In che modo le fluttuazioni macroeconomiche del business cycle – in riferimento alla produzione aggregata, il commercio e le attività di un’economia di mercato – influenzano il nostro benessere individuale? La più celebre risposta a tale domanda fu fornita nel 1987 dall’economista americano Premio Nobel Robert Emerson Lucas [1], il quale, per primo, suggerì che i costi del ciclo economico in termini di consumi fossero pressoché nulli, inaugurando così l’inizio di una moderna era in cui le politiche di sviluppo vengono valutate sulla base di “quanto”, piuttosto che “come”, le economie siano cresciute.
Tuttavia, nella letteratura ad oggi disponibile, l’impatto che diverse traiettorie di crescita – esse siano altamente volatili o più regolari – possono avere sulla psicologia del homo economicus non è mai stato investigato in dettaglio, per quanto questo rimanga uno fattori maggiormente percepiti dalla popolazione. Oggi, una nuova ricerca [2] condotta da Jan-Emmanuel De Neve e Michael Norton, rispettivamente professori di economia alla London School of Economics e ad Harvard, cerca di gettare una nuova luce sulla relazione esistente tra i livelli di “soddisfazione per la vita” e le oscillazioni dei cicli economici.

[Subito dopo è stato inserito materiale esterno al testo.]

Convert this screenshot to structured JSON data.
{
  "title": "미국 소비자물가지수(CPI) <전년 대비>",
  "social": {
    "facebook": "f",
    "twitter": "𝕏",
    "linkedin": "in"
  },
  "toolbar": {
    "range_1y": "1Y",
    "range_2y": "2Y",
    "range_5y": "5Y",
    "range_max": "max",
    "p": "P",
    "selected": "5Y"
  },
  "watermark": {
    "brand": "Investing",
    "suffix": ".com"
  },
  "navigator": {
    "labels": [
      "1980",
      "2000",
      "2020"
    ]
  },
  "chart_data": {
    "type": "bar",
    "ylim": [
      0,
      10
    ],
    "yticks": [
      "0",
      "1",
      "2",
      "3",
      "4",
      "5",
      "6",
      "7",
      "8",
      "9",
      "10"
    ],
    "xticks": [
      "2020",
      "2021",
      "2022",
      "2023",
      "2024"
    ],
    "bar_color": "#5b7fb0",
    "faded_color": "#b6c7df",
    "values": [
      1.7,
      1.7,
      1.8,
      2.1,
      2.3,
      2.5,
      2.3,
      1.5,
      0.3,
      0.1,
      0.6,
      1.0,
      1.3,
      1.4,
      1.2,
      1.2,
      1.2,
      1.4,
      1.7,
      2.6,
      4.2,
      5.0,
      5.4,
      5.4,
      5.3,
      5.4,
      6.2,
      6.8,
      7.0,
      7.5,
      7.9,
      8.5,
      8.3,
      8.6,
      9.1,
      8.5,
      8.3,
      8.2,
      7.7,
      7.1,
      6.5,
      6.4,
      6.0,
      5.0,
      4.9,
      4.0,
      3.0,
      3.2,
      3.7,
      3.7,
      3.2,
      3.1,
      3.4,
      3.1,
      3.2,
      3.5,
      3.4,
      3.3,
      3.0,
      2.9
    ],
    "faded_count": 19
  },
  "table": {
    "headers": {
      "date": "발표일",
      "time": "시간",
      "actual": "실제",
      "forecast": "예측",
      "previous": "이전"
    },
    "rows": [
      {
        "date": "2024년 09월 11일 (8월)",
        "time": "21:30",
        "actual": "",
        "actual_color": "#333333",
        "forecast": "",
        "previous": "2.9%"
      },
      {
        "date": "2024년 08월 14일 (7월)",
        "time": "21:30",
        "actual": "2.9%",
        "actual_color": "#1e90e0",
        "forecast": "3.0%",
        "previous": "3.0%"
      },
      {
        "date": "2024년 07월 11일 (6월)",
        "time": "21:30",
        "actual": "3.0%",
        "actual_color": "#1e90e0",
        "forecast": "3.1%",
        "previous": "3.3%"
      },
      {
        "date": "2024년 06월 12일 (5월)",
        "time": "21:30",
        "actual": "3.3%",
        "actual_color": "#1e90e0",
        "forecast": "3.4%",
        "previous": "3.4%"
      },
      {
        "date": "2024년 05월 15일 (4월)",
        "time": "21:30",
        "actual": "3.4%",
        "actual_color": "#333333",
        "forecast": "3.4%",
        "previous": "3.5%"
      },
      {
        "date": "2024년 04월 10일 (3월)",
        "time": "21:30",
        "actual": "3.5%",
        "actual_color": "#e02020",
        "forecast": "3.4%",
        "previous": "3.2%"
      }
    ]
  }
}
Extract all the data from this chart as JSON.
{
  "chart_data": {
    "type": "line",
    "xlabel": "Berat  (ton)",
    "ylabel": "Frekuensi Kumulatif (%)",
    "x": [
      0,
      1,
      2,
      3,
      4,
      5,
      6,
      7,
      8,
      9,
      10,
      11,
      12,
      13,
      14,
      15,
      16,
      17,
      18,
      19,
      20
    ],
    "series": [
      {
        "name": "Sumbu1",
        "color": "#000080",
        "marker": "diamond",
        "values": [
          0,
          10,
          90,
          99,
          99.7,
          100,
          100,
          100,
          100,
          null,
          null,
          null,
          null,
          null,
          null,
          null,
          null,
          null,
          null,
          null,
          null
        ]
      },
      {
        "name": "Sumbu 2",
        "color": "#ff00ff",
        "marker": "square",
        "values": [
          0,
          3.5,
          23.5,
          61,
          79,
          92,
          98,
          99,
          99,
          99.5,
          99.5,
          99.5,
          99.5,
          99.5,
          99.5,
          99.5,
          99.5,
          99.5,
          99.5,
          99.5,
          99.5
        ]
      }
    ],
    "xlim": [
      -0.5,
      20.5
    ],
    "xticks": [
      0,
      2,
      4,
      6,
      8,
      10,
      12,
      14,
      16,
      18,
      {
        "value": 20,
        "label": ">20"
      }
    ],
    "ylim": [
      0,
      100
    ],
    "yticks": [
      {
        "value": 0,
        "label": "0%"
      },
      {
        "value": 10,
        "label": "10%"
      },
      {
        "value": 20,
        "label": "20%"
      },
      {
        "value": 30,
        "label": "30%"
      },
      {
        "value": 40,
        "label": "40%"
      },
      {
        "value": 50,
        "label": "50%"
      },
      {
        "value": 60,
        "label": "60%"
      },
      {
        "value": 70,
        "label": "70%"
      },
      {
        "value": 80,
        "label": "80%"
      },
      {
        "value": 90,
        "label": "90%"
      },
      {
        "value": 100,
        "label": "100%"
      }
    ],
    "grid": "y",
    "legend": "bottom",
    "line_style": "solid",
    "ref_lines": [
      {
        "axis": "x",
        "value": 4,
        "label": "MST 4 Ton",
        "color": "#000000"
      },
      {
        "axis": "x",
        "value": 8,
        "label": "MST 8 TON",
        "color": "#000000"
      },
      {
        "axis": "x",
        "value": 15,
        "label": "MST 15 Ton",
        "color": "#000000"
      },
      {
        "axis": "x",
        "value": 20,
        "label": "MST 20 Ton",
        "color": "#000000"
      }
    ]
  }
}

Guardando a quattro decenni di dati – raccolti in più di 150 paesi nel globo, includendo i dataset forniti dal Centers for Disease Control – i due hanno individuato delle significative asimmetrie nel modo in cui gli individui sperimentano fluttuazioni economiche positive e negative. In particolare, il grado di soddisfazione per la propria vita è risultato tra le due e le otto volte più sensibile ad una crescita negativa rispetto ad una positiva – ossia gli individui non beneficiano psicologicamente dalle espansioni economiche tanto quanto soffrono in tempo di recessione.